Spirits Having Flown was the first album on which the Gibb brothers were allowed all the time and money needed to produce exactly what they wanted. In David Leaf's unauthorized biography of the Bee Gees, Robin said, "We work a hell of a lot on our records. We're one of the hardest working teams of people in the business. We work hard to get what we want. We have always had the talent, but we supressed it. We'd convinced ourselves we'd gone as far as we were going to go. Who is to say that you can't shatter barriers and go past the stars? Positive thinking is electric. It makes things happen. In our lives, we feel that there is no such thing as failure."

In the same biography, co-producer Albhy Galuten remarked that the Bee Gees' knowledge of recording techniques "seems to be unparalleled. They're far more talented in their ability to make records and communicate these messages and saying them right than anybody I've ever worked with. The only people who I feel even come close at this pint would be Stevie Wonder and sometimes Paul McCartney. I think they're miles ahead at this point. Saturday Night Fever saw their blossoming as producers. They've always been able to hear the difference, but now they have an active hand in being involved. They've taken the time to really get it right."

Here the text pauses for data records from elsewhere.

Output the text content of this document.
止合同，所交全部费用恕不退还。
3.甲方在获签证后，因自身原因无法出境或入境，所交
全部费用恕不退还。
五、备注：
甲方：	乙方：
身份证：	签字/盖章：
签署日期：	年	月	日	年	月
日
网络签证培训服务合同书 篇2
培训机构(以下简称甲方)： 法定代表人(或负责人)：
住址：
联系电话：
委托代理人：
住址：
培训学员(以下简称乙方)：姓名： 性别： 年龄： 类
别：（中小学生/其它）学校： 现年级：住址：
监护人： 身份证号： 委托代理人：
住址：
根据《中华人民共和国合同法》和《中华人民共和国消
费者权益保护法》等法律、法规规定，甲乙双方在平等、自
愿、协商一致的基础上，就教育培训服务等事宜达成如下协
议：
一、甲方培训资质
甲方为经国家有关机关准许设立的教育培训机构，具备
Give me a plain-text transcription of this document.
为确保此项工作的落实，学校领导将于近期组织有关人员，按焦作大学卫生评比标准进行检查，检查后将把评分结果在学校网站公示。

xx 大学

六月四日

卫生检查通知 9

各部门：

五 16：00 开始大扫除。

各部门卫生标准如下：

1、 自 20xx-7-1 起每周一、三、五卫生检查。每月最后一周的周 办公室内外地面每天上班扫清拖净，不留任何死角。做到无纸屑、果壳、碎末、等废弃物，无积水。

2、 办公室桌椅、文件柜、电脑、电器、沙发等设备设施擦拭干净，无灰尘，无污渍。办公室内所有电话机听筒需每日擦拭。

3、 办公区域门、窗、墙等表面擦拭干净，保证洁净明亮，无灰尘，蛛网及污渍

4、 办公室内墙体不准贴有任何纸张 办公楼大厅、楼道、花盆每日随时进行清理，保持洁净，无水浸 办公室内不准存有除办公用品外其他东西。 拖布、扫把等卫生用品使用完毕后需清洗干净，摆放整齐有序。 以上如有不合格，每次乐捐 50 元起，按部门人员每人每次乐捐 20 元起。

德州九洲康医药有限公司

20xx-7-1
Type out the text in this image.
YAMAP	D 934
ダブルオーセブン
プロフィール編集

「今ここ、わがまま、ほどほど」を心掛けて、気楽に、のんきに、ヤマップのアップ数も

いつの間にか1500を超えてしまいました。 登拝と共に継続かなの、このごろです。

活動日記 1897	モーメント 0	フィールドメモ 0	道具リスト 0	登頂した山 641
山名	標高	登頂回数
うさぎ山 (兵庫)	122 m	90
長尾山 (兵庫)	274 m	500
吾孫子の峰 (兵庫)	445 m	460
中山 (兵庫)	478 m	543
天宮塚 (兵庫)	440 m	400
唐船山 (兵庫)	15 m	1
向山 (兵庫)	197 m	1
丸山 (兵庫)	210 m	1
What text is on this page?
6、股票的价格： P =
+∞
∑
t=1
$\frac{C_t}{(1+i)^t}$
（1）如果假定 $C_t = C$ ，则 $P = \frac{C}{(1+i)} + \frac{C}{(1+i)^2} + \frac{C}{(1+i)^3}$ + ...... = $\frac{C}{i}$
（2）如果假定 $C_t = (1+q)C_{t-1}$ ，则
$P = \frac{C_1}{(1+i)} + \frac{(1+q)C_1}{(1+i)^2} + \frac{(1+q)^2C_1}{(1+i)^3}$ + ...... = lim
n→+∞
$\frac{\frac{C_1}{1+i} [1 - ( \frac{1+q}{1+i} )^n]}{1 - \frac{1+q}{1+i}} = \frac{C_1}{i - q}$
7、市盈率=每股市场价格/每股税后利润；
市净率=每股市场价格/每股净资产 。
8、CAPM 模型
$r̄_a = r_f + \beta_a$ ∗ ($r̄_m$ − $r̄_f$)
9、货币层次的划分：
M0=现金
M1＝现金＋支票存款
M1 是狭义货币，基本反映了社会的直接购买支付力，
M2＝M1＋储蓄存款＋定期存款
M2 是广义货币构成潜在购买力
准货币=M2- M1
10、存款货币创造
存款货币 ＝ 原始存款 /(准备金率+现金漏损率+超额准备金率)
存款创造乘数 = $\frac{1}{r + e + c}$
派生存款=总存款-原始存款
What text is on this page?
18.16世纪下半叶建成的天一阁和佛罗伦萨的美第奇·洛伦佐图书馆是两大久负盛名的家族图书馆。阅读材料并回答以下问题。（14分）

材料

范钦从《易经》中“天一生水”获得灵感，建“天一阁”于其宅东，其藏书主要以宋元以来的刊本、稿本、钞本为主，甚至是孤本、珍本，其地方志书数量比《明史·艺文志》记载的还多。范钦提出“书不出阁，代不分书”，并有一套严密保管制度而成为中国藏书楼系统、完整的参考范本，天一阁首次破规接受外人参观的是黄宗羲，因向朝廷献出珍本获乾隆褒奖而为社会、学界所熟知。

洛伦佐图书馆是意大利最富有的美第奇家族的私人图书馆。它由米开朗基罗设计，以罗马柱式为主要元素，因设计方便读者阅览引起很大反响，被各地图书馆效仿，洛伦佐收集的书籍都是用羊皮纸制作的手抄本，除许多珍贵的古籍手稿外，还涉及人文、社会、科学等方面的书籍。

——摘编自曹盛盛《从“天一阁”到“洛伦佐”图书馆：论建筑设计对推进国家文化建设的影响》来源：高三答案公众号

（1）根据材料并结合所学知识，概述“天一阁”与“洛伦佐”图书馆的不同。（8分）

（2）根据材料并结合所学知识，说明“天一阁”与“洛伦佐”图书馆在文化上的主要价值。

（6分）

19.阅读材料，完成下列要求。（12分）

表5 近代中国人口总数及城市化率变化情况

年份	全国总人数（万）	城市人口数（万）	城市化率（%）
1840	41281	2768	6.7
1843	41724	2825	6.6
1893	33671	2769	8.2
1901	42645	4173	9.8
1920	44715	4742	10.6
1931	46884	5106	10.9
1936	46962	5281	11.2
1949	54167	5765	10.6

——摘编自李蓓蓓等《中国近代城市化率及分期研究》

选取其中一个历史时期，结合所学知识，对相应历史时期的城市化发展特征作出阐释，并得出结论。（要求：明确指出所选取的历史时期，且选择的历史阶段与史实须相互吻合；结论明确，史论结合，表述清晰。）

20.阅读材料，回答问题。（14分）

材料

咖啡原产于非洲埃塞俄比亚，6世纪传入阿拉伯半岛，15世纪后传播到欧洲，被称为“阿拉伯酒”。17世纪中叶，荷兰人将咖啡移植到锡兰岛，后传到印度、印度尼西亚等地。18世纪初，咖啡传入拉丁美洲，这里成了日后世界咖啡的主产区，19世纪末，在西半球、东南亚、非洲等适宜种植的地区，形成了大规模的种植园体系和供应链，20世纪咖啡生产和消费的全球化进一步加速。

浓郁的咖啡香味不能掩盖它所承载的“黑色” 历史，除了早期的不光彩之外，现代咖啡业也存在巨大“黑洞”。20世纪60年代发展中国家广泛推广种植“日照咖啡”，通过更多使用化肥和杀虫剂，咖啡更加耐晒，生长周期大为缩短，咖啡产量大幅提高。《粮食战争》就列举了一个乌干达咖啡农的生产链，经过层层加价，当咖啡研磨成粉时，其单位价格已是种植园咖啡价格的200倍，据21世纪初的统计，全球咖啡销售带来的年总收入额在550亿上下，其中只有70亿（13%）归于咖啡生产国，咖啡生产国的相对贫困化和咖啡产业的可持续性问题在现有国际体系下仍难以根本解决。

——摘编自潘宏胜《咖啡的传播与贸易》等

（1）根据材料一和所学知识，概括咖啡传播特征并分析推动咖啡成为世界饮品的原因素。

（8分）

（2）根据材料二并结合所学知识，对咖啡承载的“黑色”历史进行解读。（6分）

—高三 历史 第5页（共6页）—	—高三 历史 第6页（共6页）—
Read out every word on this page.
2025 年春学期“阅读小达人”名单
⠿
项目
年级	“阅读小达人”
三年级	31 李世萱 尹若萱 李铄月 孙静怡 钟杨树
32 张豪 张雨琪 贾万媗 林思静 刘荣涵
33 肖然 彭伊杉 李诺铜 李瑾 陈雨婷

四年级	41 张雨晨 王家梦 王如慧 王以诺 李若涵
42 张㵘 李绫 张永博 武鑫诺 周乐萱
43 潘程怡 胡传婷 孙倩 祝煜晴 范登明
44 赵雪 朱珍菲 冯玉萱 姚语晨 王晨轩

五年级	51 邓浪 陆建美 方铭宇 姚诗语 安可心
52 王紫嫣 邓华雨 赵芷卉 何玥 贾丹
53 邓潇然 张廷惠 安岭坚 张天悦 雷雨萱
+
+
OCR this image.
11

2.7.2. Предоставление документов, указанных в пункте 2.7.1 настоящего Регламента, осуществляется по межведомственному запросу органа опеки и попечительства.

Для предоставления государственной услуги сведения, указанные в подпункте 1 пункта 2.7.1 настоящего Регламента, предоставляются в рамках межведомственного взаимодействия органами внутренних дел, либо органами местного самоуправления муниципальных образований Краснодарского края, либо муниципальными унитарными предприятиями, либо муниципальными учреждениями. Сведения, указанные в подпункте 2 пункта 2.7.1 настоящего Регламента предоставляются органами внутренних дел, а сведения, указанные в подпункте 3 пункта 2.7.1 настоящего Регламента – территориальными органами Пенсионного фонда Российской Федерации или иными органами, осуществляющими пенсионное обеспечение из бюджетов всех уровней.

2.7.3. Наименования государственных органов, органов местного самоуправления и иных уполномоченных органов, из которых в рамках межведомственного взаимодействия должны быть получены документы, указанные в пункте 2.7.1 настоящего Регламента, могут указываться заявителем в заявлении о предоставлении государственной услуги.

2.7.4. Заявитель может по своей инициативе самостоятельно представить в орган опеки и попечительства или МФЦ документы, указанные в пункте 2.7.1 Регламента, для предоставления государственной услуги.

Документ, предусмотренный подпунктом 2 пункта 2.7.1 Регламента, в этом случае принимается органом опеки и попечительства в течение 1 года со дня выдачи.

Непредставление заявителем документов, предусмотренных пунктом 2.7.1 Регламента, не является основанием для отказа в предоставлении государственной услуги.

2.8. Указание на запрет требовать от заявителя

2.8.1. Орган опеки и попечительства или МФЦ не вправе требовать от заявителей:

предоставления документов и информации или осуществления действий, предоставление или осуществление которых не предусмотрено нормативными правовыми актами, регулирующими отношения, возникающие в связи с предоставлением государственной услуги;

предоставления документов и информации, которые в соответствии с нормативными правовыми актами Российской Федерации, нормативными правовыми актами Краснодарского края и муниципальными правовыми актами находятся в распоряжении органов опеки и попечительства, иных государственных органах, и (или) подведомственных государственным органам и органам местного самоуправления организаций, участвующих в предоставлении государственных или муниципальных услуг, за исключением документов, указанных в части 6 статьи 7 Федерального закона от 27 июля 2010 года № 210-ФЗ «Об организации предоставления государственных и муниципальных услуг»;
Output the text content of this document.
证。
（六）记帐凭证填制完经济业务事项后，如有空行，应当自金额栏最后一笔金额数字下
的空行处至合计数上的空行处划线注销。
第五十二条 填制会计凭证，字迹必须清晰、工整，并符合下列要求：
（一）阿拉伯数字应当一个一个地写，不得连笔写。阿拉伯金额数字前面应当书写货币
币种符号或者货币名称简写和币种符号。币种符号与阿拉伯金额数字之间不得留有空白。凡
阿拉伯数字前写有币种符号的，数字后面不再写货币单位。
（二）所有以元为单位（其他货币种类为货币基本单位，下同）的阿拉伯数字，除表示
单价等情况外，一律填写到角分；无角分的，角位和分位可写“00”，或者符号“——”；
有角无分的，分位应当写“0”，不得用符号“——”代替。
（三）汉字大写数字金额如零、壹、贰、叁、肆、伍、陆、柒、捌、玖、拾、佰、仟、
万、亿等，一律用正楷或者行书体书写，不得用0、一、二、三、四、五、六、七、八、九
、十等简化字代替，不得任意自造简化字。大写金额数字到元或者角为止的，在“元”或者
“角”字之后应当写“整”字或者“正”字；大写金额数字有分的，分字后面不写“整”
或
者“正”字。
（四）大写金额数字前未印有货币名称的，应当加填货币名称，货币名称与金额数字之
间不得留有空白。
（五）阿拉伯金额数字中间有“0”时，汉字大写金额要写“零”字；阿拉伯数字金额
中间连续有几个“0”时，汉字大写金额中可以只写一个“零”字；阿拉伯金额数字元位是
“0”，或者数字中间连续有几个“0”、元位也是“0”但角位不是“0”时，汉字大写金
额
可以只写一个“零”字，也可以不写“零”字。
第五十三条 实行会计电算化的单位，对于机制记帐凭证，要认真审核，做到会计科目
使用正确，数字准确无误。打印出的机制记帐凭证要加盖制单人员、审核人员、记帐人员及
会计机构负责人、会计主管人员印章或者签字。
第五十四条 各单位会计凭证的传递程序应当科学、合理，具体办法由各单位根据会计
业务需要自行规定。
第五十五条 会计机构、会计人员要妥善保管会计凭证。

"The studio is my spaceship," Barry declared in the Bee Gees' biography. "I lose all sense of the outside world. I just turn into the music. It's a very satisfying sensation. I guess I have the studio personality, the patience and the perfectionism. The joy of writing a song on an acoustic guitar and watching it grow, fleshing it out until it sounds as my mind told me it should, that is what keeps me in there night and day. That moment when the song is realized is my payoff."

- Fred Bronson, The Billboard Book of Number One Hits, Billboard, 1988.